- Jak donosi lokalna prasa, Biuro Spraw Wewnętrznych Policji zatrzymało w tej sprawie dwóch funkcjonariuszy
- Młody i przedsiębiorczy policjant pracował w bytowskiej komendzie Policji
- Interes został brutalnie przerwany przez "Policję w Policji", gdy jeden z adresatów pisma z wezwaniem do zapłaty nabrał podejrzeń, że coś tu nie gra i zgłosił podejrzenia właściwym ludziom
Według serwisu iBytów.pl lokalna komenda ma problem z udostępnianiem informacji na ten temat, chyba trochę się wstydzi. Doniesienie o tym, że taka sprawa istnieje, miała jednak potwierdzić Komenda Wojewódzka Policji w Gdańsku. A rzecz jest nieco wstydliwa, nawet jeśli dopatrywać się w niej pozytywów. Pozytyw jest bowiem taki, że młody policjant, aby dorobić do skromnej pensji, nie zdecydował się na branie łapówek.
Dalsza część tekstu pod materiałem wideo:
Skoro jednak funkcjonariusz chciał czy też musiał dorobić do pensji poza systemem, to coś musiał zrobić (i to jest ten "negatyw"). Otóż zabawił się on w fotoradar. I w sumie głupio wyszło, bo po pierwsze, policjant dopuścił się (miał się dopuścić) przestępstwa, a po drugie, był nieprawdopodobnie naiwny, licząc na to, że sprawa nigdy się nie wyda. Na zdrowy rozum musiała się wydać.
Policjant prowadził własne kontrole, sprawdzał dane właścicieli i wysyłał mandaty
W tę historię zamieszanych jest dwóch funkcjonariuszy, z których jeden – tak twierdzą lokalni dziennikarze – nie był tego świadom. Otóż jeden z dwóch panów wysyłanych na patrol robił zdjęcia przejeżdżającym samochodom, po czym – korzystając z konta kolegi – sprawdzał dane ich właścicieli. Kolega ponoć nie wiedział, co się święci.
Policjant drogówki wpadł, bo trafił na bardziej doświadczonego
Następnie młody funkcjonariusz tworzył pismo na kształt i podobieństwo oficjalnego pisma tworzonego przez CANARD zarządzający systemem fotoradarowym w Polsce, informując właścicieli pojazdów, że przekroczyli prędkość. Czy przekroczyli, to akurat w żaden sposób nie zostało udowodnione, niemniej przecież prawie każdy przekracza i nikt nie powinien się dziwić. Aż trafiło na emerytowanego policjanta, który się jednak zdziwił i podzielił się swoim zdziwieniem z BSW. BSW to Biuro Spraw Wewnętrznych – taka Policja w Policji. Ci panowie nie mają sentymentu do kolegów po fachu łamiących prawo i – jak łatwo się domyślić – bardzo łatwo dotarli do autora trefnych mandatów, przy okazji zatrzymując kolegę, który miał dostęp do bazy CEPiK i się nim dzielił z kolegą fotografem.
Jaka jest procedura karania za wykroczenia "fotoradarowe"?
Normalne pismo informujące właściciela samochodu o przekroczeniu prędkości zawiera – oprócz wskazanej informacji o wykroczeniu oraz o karze – kilka opcji do wyboru.
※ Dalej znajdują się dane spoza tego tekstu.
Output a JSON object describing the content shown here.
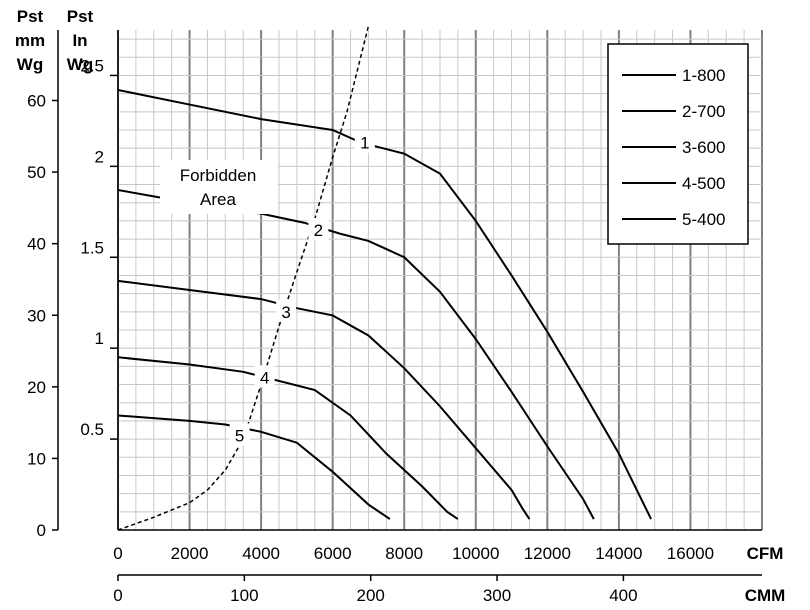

Właściciel może przyznać się do kierowania we wskazanym miejscu oraz czasie i przyjąć mandat albo odmówić przyjęcia mandatu. Właściciel może też wskazać inną osobę, której powierzył pojazd. Ma on też prawo nie pamiętać, kto kierował autem – wówczas przyjmuje mandat za niewskazanie (w podwójnej wysokości, ale bez punktów karnych) albo odmawia przyjęcia mandatu. CANARD dopiero na podstawie oświadczenia właściciela samochodu wystawia stosowny mandat (za wykroczenie drogowe albo za "niewskazanie"), ewentualnie kieruje sprawę do sądu.
Wystarczy więc znać procedurę albo sprawdzić, jak ona wygląda na stronach CANARD, aby wszelkie uproszczenia ("oto numer konta, na który można wpłacić pieniądze") uznać za podejrzane.
Jeśli więc ktoś wpłacił i stracił pieniądze, nie będziemy go żałować – bo naiwny do bólu, a jeszcze pewnie pirat drogowy.